The company has really put their modules to higher testing standards than its competitors, according to Beitel. To achieve ranking with the Go Solar initiative, PV manufacturers must verify their modules’ performance under PV-USA Test Conditions (PTC) and under Standard Test Conditions (STC) quality tests. The modules also performed very well in extended long-term degradation testing.
Most modules are subjected to Potential Induced Degradation (PID) and extended Damp Heat (DH) testing they’re tested for between 100 and 200 hours. These are high heat, voltage and moisture tests that gives insight into the quality of modules. To achieve PID compliance their performance must not vary by more than 5 percent. For the PID test, “They measured our panels through 1,500 hours,” Beteil said. For the DH testing they were tested for 2,000 hours. “We told our agency to test them until we saw failure,” he said.
The California-based company unstealthed or came out of research and development mode last year. Now it’s producing modules in China. But as it builds out its commercial manufacturing it plans to build manufacturing plants near where its demand is greatest, according to Beitel. “We plan to expand capacity upwards of 200 megawatts by the end of next year,” he said. That would put its worldwide production up to 230 megawatts of modules annually. He explained that the company’s thought process is similar to SunPower’s to manufacture in the end-market where the modules are sold. The company is looking to build manufacturing in the U.S. and Eastern Europe.
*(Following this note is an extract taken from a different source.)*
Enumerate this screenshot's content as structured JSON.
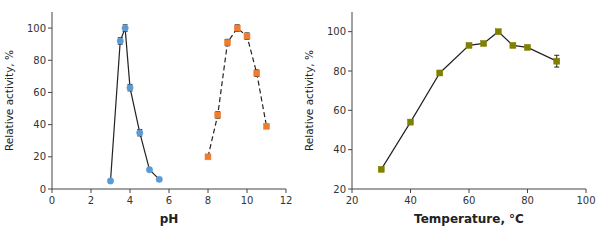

At this point the company is looking for investors to help support that expansion. Beitel contended that the company’s risk is lower than some other start ups because it uses conventional technology and the performance and testing validation helps lower the risk profile.
The company has already shipped modules to projects in the U.S., Europe and China, according to Beitel. However, he could not discuss any of the projects at this time.